Mainly, it could enable the African groups to recruit foreign fighters seduced by the reputation of the Islamic State, international affairs think tank Atlantic Council Africa specialist Peter Pham said.
The numbers are still tiny, but there are indications that the flow of fighters toward Africa has already begun, with two young French people arrested last month in Tunisia while trying to reach zones controlled by the Islamic State in Libya.
In the April edition of its magazine Dabiq, published online in English, the Islamic State called on volunteers to consider joining Boko Haram “if you can’t join the caliphate,” Pham said.
Allegiance to the Islamic State has also allowed the Nigerian group, whose six-year insurgency has claimed 17,000 lives, to receive advice on military tactics.

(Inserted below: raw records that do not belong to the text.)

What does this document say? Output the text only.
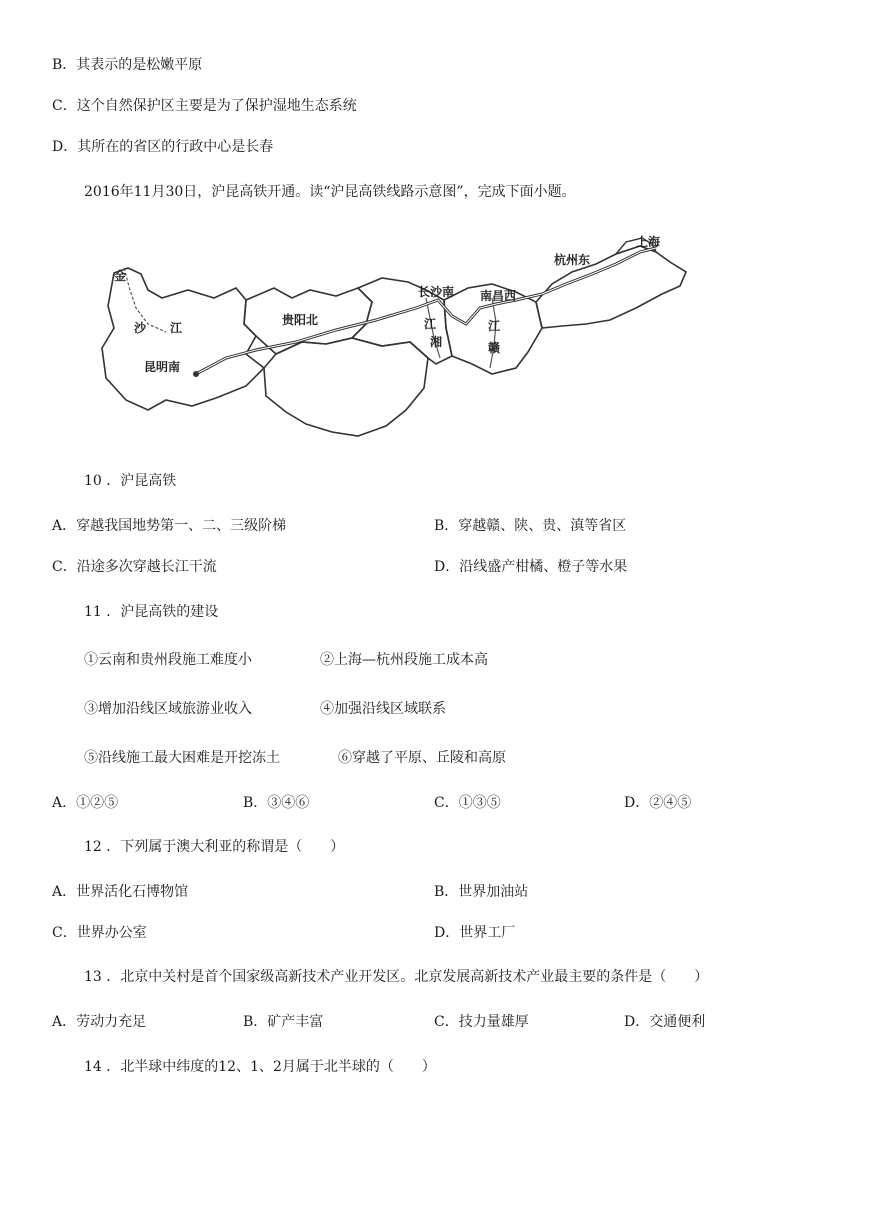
B．其表示的是松嫩平原
C．这个自然保护区主要是为了保护湿地生态系统
D．其所在的省区的行政中心是长春
2016年11月30日，沪昆高铁开通。读“沪昆高铁线路示意图”，完成下面小题。
金
沙 江
昆明南
贵阳北
长沙南 南昌西
杭州东
上海
江
湘
江
赣
10 ．沪昆高铁
A．穿越我国地势第一、二、三级阶梯	B．穿越赣、陕、贵、滇等省区
C．沿途多次穿越长江干流	D．沿线盛产柑橘、橙子等水果
11 ．沪昆高铁的建设
①云南和贵州段施工难度小	②上海—杭州段施工成本高
③增加沿线区域旅游业收入	④加强沿线区域联系
⑤沿线施工最大困难是开挖冻土	⑥穿越了平原、丘陵和高原
A．①②⑤	B．③④⑥	C．①③⑤	D．②④⑤
12 ．下列属于澳大利亚的称谓是（　　）
A．世界活化石博物馆	B．世界加油站
C．世界办公室	D．世界工厂
13 ．北京中关村是首个国家级高新技术产业开发区。北京发展高新技术产业最主要的条件是（　　）
A．劳动力充足	B．矿产丰富	C．技力量雄厚	D．交通便利
14 ．北半球中纬度的12、1、2月属于北半球的（　　）
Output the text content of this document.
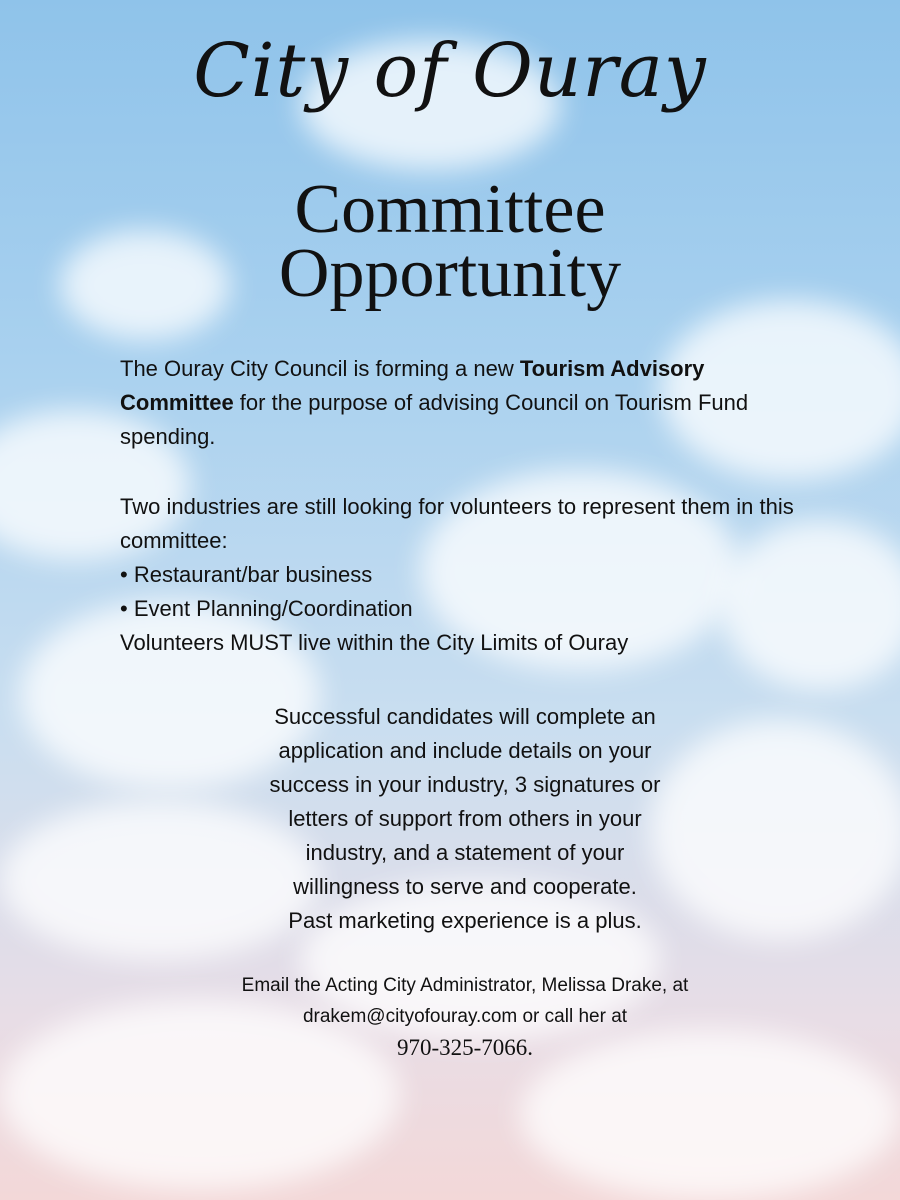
City of Ouray
Committee
Opportunity
The Ouray City Council is forming a new Tourism Advisory Committee for the purpose of advising Council on Tourism Fund spending.
Two industries are still looking for volunteers to represent them in this committee:
• Restaurant/bar business
• Event Planning/Coordination
Volunteers MUST live within the City Limits of Ouray
Successful candidates will complete an
application and include details on your
success in your industry, 3 signatures or
letters of support from others in your
industry, and a statement of your
willingness to serve and cooperate.
Past marketing experience is a plus.
Email the Acting City Administrator, Melissa Drake, at
drakem@cityofouray.com or call her at
970-325-7066.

“[Boko Haram] attacks are more coordinated,” Pham told reporters.
The latest Boko Haram videos are of professional quality and carry the insignia of the Islamic State, which boasts communications specialists who can put propaganda films worthy of Hollywood on the Internet, Pham added.
In Libya, groups that have professed loyalty to the Islamic State have expanded rapidly, going from 200 to 2,000 members over the past year, he added.
Their growing power, fueled by the political and security chaos that exists in Libya after the downfall of late Libyan leader Muammar Qaddafi, has European authorities worried to the extent they have started flying reconnaissance airplanes over their bases.
Jamestown Foundation Muslim extremist groups specialist Jacob Zenn said ties between Boko Haram and Islamic State militants could soon evolve from the sphere of communications toward seeing Boko Haram people trained in Libya.
“If Libya becomes a hub to sub-Saharan Africa, as al-Raqqah [in Syria] is to other parts of the world, then in 2016 or 2017, ISWAP could also carry out a new type of attacks in Nigeria or west Africa under the training and coordination of IS in Libya,” he added. Al-Raqqah is the de facto capital of the Islamic State in Syria.
Like other experts, Zenn believes that tighter control by Turkey of its border with Syria or setbacks for the Islamic State in Syria and Iraq could encourage would-be global extremists — who number in the thousands — to turn to Africa as a battlefront.